I've decided
Sunday, December 17, 2006
Project C at
RP yesterday. Learn about html for blogging, photo editting and flash. I know how to do flash already ok. Ok la. Only the basics but that's a stepping stone ok.
Spent post-Project C at
Natra's place.
Kak Mariah dropped us off. She drove her bro's
BMW. And
Kak Mariah, you look good driving a
BMW. Maybe can ask
Abg Fad to give that as one of your
hantaran-s.
Heh.
Managed to pass
Fadzli his dinner because he was at the petrol station near
Natra's place. But only met him for a few minutes
aje because he's working. =(
Sat by the pool side with
Natra and eating pizza. We talked bout stuff. Some things which I don't think should be just shared with just anybody. We talked about our friends, or so we thought. About how some people can be all nice and friendly with us but once our backs are turned, there she'll go bitching about us to other people, in particular to people whom we thought should know better than to listen to those things.
I told
Natra about the email I received the morning before I went off for camp. It was from somebody and it was sent to just 2 people, myself and another friend. Clearly the email was about the both of us, of course. And what was written in the email, well, both of us were quite hurt. It was written in the email that the sender hopes that we accept whatever was said with an open mind. Maybe we didn't.
We did an exchanging of views with each other about each other. And we came to a conclusion that, well, it's pretty obvious that someone "complained" about us to the sender of the email. And we assumed someone, but we chose not to make it obvious that we assumed this someone to "complain" to the sender of the email.
What I told this friend of mine is that, as long as both of us knows that we are doing work and as long as our conscience is clear, then we shouldn't be bothered about it.

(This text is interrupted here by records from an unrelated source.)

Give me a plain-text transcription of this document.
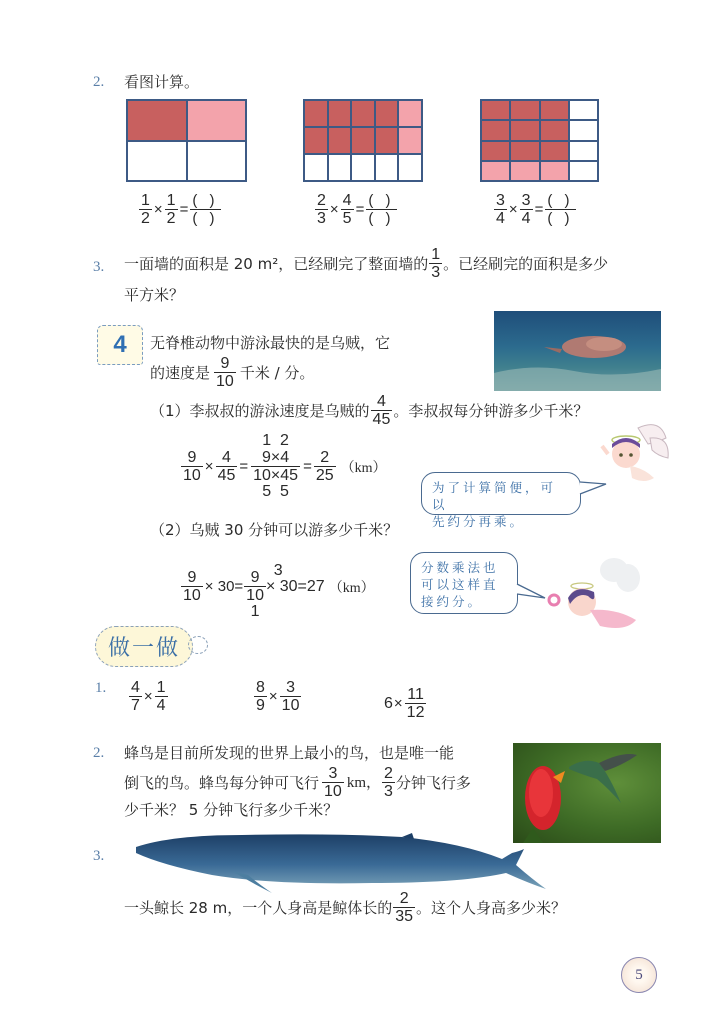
2. 看图计算。
$\frac{1}{2} \times \frac{1}{2} = \frac{( )}{( )}$	$\frac{2}{3} \times \frac{4}{5} = \frac{( )}{( )}$	$\frac{3}{4} \times \frac{3}{4} = \frac{( )}{( )}$
3. 一面墙的面积是 20 m²，已经刷完了整面墙的 $\frac{1}{3}$ 。已经刷完的面积是多少
平方米？
4	无脊椎动物中游泳最快的是乌贼，它
的速度是 $\frac{9}{10}$ 千米 / 分。
（1）李叔叔的游泳速度是乌贼的 $\frac{4}{45}$ 。李叔叔每分钟游多少千米？
$\frac{9}{10} \times \frac{4}{45}$ =
1  2
$\frac{9\times 4}{10\times 45}$
5  5
= $\frac{2}{25} (km)$
为了计算简便，可以
先约分再乘。
（2）乌贼 30 分钟可以游多少千米？
$\frac{9}{10} \times 30= \frac{9}{10}$
1
3
× 30=27 （km）
分数乘法也
可以这样直
接约分。
做一做
1. $\frac{4}{7} \times \frac{1}{4}$	$\frac{8}{9} \times \frac{3}{10}$	$6 \times \frac{11}{12}$
2. 蜂鸟是目前所发现的世界上最小的鸟，也是唯一能
倒飞的鸟。蜂鸟每分钟可飞行 $\frac{3}{10}$ km， $\frac{2}{3}$ 分钟飞行多
少千米？ 5 分钟飞行多少千米？
3.
一头鲸长 28 m，一个人身高是鲸体长的 $\frac{2}{35}$ 。这个人身高多少米？
5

Maybe in the eyes of the people we worked with, we are not doing work. But what they fail to notice is that both of us are doing work without making a big hoo-haa out of it. I personally don't see the reason to why must I tell everybody that I am doing this or doing that. I personally don't see the reason why to why I have to do work only when a certain somebody is around and once that certain someone is not around, I will do nothing. Seriously, I don't.

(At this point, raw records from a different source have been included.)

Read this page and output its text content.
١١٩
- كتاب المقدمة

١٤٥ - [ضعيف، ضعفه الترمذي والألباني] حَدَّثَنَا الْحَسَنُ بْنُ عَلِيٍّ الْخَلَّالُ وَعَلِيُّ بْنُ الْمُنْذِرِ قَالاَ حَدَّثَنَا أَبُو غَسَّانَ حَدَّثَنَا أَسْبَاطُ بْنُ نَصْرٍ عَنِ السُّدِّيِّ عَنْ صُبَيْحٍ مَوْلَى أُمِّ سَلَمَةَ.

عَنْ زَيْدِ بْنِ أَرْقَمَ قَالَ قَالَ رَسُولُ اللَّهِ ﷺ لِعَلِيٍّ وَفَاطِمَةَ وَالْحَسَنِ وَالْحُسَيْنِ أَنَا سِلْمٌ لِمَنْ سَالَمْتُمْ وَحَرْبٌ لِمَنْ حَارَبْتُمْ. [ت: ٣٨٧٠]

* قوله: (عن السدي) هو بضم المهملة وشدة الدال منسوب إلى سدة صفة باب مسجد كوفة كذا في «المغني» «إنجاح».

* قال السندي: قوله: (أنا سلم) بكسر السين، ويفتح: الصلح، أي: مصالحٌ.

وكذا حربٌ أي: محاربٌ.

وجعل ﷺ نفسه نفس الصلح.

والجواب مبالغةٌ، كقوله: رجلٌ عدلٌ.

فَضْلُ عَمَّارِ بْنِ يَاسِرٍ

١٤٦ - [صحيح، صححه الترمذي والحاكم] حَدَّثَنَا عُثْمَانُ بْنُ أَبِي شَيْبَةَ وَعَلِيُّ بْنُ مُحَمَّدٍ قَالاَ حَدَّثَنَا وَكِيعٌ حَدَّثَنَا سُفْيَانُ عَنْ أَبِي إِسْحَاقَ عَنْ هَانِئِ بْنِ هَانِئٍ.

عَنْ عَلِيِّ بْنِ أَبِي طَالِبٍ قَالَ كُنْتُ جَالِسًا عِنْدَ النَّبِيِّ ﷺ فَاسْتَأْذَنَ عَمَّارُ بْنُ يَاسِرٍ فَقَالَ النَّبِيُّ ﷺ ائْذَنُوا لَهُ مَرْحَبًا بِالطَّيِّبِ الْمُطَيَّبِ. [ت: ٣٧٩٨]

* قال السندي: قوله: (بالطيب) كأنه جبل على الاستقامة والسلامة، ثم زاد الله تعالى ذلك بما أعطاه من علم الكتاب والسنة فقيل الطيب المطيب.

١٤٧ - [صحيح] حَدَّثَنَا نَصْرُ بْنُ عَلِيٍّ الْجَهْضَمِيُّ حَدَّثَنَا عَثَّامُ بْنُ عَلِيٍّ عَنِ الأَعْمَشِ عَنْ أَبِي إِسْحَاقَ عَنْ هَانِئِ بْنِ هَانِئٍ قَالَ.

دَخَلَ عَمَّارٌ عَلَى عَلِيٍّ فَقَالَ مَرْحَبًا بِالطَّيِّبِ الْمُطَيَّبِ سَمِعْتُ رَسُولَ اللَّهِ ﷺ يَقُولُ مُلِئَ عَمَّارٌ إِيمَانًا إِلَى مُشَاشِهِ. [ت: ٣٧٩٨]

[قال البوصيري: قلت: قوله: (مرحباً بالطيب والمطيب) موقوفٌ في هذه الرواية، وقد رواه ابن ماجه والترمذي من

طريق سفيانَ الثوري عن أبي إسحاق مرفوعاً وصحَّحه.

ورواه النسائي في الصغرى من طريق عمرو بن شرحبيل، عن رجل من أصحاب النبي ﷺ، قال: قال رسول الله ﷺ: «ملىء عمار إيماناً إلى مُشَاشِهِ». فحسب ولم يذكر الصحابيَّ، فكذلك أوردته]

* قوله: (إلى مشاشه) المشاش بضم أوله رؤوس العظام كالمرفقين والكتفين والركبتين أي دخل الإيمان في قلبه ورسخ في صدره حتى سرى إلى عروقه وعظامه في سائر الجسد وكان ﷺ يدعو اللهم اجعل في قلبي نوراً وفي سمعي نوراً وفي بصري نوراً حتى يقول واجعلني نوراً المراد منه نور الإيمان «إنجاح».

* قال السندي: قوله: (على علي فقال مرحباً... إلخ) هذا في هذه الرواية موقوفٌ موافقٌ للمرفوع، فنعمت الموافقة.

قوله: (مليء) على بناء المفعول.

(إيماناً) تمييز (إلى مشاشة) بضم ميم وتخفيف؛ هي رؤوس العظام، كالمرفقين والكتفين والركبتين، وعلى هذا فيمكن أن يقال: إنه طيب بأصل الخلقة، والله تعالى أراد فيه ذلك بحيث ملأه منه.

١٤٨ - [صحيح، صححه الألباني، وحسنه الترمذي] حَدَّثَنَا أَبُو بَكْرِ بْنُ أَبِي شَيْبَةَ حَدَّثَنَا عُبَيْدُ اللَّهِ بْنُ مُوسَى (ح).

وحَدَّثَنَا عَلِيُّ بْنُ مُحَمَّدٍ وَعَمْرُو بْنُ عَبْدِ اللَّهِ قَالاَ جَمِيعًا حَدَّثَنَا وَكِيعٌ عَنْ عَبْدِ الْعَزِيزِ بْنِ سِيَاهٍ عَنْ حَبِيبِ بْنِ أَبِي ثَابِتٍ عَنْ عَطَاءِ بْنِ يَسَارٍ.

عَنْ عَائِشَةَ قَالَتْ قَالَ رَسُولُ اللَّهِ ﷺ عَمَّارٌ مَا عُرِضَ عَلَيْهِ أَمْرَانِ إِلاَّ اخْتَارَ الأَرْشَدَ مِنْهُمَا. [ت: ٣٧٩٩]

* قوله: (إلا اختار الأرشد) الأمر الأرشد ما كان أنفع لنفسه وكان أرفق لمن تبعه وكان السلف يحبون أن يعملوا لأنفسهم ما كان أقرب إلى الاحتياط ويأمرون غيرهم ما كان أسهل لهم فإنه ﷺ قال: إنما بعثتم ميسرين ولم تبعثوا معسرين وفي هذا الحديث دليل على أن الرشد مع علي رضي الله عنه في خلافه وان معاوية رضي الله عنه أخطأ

I had a major argument with
Fadzli after camp. He was already dear enough to help out on the last day of the camp. He was already nice enough to understand the fact that I have to go back to the office. He was understanding enough during pre-camp, the only time I spent with him was when he came to the office. We don't even have personal time for ourselves. The only time when we are alone is when he send me back home after work. But does that count?
I am not saying these just because
Fadzli's my boyfriend and because I love him. Even
Mac, of all people, told me off, saying, "
kau asyik keje je, takde personal time dgn Fadzli". I'd have to admit that I am not really close to
Mac, that's pretty obvious but what he said actually made sense.
We were basically shouting, well, he was basically shouting, not at me but at the situation. I tried my hardest to try and cool him down. He even told me to choose which is of more importance, him or them.
I guess my choice is pretty clear. I don't have to state it here. The email helped out in a way or another in my decision making.
And when I told someone this, she said, "
You've been saying this dah lama but you stil belum leave". Yeah, maybe all of them wanted me to leave. The thing is, I hold
P2R & YIA+ close to my heart. I even get pissed when
P2R & YIA+ is seen as something that is insignificant and I remember saying that we will have to work harder to prove them wrong, that
P2R & YIA+ is of the same importance.
I guess its just no use now, is it?
*Nothing is ever enough, isn't it?*
On a different note altogether...
I am sick today. Woke up this morning with runny nose, cough and a sore throat. Bummer. I hate it when I am sick. Really. =(
Meeting
Belinda today. 3 more hours and I am supposed to meet her at
Harbour Front MRT. 3 more hours and I am still on my bed, in front of
Mr. Lappie. 3 more hours and I've yet to decide what to wear. 3 more hours and I am still not ready.